左蒲深知斬妖人的胃口奇大,買的飯菜亦是足斤足兩。

“你不去,我還要去呢。既然你去叫姚柚,我去將千戶拽過來。”

他不太喜歡姚柚,認為此人是偽君子,說的話與心裡想的根本不一樣。

寧長真可不會傻傻等著,拿起筷子,獨斟獨飲。

酒也是好酒,左蒲花了大價錢買來了四罈子龍湫酒,看樣子,今日是不醉不歸了。

姚柚在報案房埋頭寫著有關黑塔村的事。

“姚大哥?”趙蟾站在門外,輕聲喚道。

“回來了?怎麼樣,事情順利嗎?”姚柚笑問。

趙蟾重重點了點頭:“順利。”

“你能平平安安回來就好,來,坐。”

“左大哥買來了酒肉……”

“不急,做完眼前之事,再去喝個痛快。”

“好。”

既然姚柚執意先將黑塔村一事做完,趙蟾自是要配合。

他從離開縣城開始說,直到斬殺妖邪。略去黑塔基座的女子。

姚柚聽完,頓時皺起了眉頭。

“說完了?”

“說完了。”

姚柚左右看了看,見沒人,“你可知,報案的範玢死在了縣司。”

“啊?”此事他當真不知。

畢竟是一件小事,姚柚稍微提了提。

趙蟾嘆道:“那頭厲鬼真的是要讓黑塔村一人不留。”

“趙蟾。”姚柚喊了聲少年郎的名字。

“嗯,姚大哥你說,我聽著。”

“你是不是沒說完?”姚柚仔細觀察著他的神情。

一個人要是說謊,即使是喜怒不形於色的人,臉龐同樣有細微的變化。

這些變化很難察覺。

不過,姚柚比趙蟾的境界高,他嘗試著把握住這種神情轉換的變化。

趙蟾沉吟少許,並不想著誆騙姚柚,“姚大哥,此事……你最好不知道為好。”

“趙蟾,你只是採氣境修士……”

少年郎忽然悄聲道:“千戶也在。”

姚柚反倒是臉色劇變:“黑塔村一事,不同尋常?”

“嗯。”

“好,我明白了。”

姚柚垂頭奮筆疾書,把趙蟾描述的那些事精簡了一番,使其前後邏輯通順。

“姚大哥如何猜到的?”

他笑了,“我也處置過許多次妖患,你說的這些,卻是差了點東西。”

“什麼東西?”

“缺了妖魔的來歷。”

趙蟾點了點頭。

沒法說妖魔的來歷,恰恰因這一點,被姚柚抓住了。

要是說妖魔的來歷,必然提起被吳威以《誘心》害死的女子,那時,姚柚絕對會問,你怎麼知曉此事的?並且,妖邪是被妖氣點化才清醒繼而修練的,更是與吳威有千絲萬縷的聯絡。

“此事我會知會一聲千戶,你也別擔心。”姚柚輕聲道。

“有勞姚大哥。”

寫完,姚柚伸了個懶腰,起身,“走,大吃大喝一頓。
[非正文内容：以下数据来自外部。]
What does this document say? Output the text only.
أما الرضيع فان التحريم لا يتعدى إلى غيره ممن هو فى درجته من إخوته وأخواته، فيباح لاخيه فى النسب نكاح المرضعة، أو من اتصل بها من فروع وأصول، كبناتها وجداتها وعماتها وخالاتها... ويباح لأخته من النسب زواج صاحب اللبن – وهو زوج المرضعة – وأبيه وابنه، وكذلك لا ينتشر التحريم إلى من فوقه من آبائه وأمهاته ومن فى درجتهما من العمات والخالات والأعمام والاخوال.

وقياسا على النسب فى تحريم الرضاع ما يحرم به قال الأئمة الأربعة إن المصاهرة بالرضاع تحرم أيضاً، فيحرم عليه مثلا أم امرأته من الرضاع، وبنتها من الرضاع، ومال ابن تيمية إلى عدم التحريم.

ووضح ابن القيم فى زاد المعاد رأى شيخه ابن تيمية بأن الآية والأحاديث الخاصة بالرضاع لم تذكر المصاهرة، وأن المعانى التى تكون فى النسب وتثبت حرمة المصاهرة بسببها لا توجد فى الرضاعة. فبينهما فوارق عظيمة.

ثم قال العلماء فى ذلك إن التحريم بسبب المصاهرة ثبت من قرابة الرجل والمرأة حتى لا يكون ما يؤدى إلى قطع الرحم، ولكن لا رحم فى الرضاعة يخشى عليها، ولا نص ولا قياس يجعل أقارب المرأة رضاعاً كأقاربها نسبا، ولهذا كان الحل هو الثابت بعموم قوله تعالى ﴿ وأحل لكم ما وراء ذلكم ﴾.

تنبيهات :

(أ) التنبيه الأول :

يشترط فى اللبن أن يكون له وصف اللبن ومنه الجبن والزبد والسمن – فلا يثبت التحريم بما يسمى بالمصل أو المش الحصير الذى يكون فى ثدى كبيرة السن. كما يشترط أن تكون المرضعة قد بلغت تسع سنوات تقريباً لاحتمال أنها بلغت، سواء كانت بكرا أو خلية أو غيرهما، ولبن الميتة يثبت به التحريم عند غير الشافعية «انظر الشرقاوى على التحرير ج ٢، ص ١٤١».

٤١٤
”

兩人去到趙蟾的房間,嚴義坐在上首,和寧長真剛碰完一杯酒,一飲而盡。

落座。

左蒲給趙蟾倒酒,笑道:“獨自解決妖患的感覺如何?”

“難受,不開心。”趙蟾實話實說,“那頭妖邪讓黑塔村村民自相殘殺。”

“我還以為你會被它嚇到。”左蒲故意說道。

寧長真白了他一眼:“你都是兵器房主官了,怎麼還是沒大沒小的?”

“是是是,寧百戶教訓的是。”左蒲皮笑肉不笑。

寧長真知曉左蒲的性子,便失笑道:“喝酒,堵上你的嘴。”

酒過三巡、菜過五味。

吳愈著重跟趙蟾講說了一些妖魔的弱點,吃飽喝足的離去了。

隨即是醉醺醺的左蒲和寧長真。

他們要想清醒,稍稍運轉下真氣,驅散酒氣便好。

房間裡剩下嚴義、姚柚以及打著飽嗝的趙蟾。

姚柚小聲道:“趙蟾告訴我,您去黑塔村了?”

嚴義等的就是他這句話。

趙蟾前去喊姚柚過來,不可能不說黑塔村的妖患,以姚柚這種老道斬妖人,哪會聽不出些許的蛛絲馬跡。

“的確出了點小事。”嚴義隨口道。

沒說太多。

“我可以知道嗎?”姚柚再次問道。

嚴義搖了搖頭,沒說話。

為了不尷尬,姚柚端著酒杯起身道:“我敬千戶一杯。”

喝完這杯酒,他也走了。

“你覺得姚柚此人如何?”

“姚大哥他……心思稍微重了些。”

“哼,你可知他剛剛為何追問黑塔村一事?”

“興許是好奇?”趙蟾試探道。

“你不必給他說好話,他也不會承你的情。”

“是。姚大哥早已感到縣司裡有貓膩。”趙蟾瞥著門外的那座假山,“吳威叛投金山洞,教人覺得不可思議。”

“徐師順一個人做的了嗎?”

“大概吳大哥幫了忙。”

“吳愈?”

“嗯。”

“你怎麼懷疑到他身上了?”

“只是覺得,陷害吳威,又做到神不知鬼不覺,就算他是寅賓房主官,一個人也不可能在眾目睽睽之下做到。況且,縣司裡還有您在。”

“當時我去殺金山洞四洞主了。”

“寧百戶可是在縣司,他亦是知命境。”

嚴義緩慢、沉重的頷首。

光徐師順一個人陷害吳威,與徐師順加上吳愈兩人陷害吳威,這是兩碼事。

“你若是我,現在該怎麼辦?”

“吳大哥喝了酒,正是上頭的時候,或許可以直接問問他。”趙蟾誠懇道,“潘先生曾在私塾教給我們一句話,浪子回頭、金不換。”

“好。”

嚴義起身走向前院。

趙蟾則收拾著杯盤狼藉的桌面。

有些事情,不弄清楚,如鯁在喉,尤其還牽扯到了天狼。

——

吳愈回到了寅賓房值勤,他讓寅賓房殘存的斬妖人都去休息、修練。

天色已晚。

點亮房間的燭火。

一燈如豆。

忽然感到門外有人。

猛地轉身。

“千戶?”

嚴義走進房間,坐在燭火旁,影子被照的長長的。

“坐。”

“是。千戶來此……”

“你給徐師順做了多少事?”

一句話。

吳愈驚恐的注視著他。

“您、您、您……”

嚴義乜著吳愈的神情,什麼都明白了:“吳威的事,我知道了。我只想搞清楚,徐師順有沒有投靠那頭天狼。”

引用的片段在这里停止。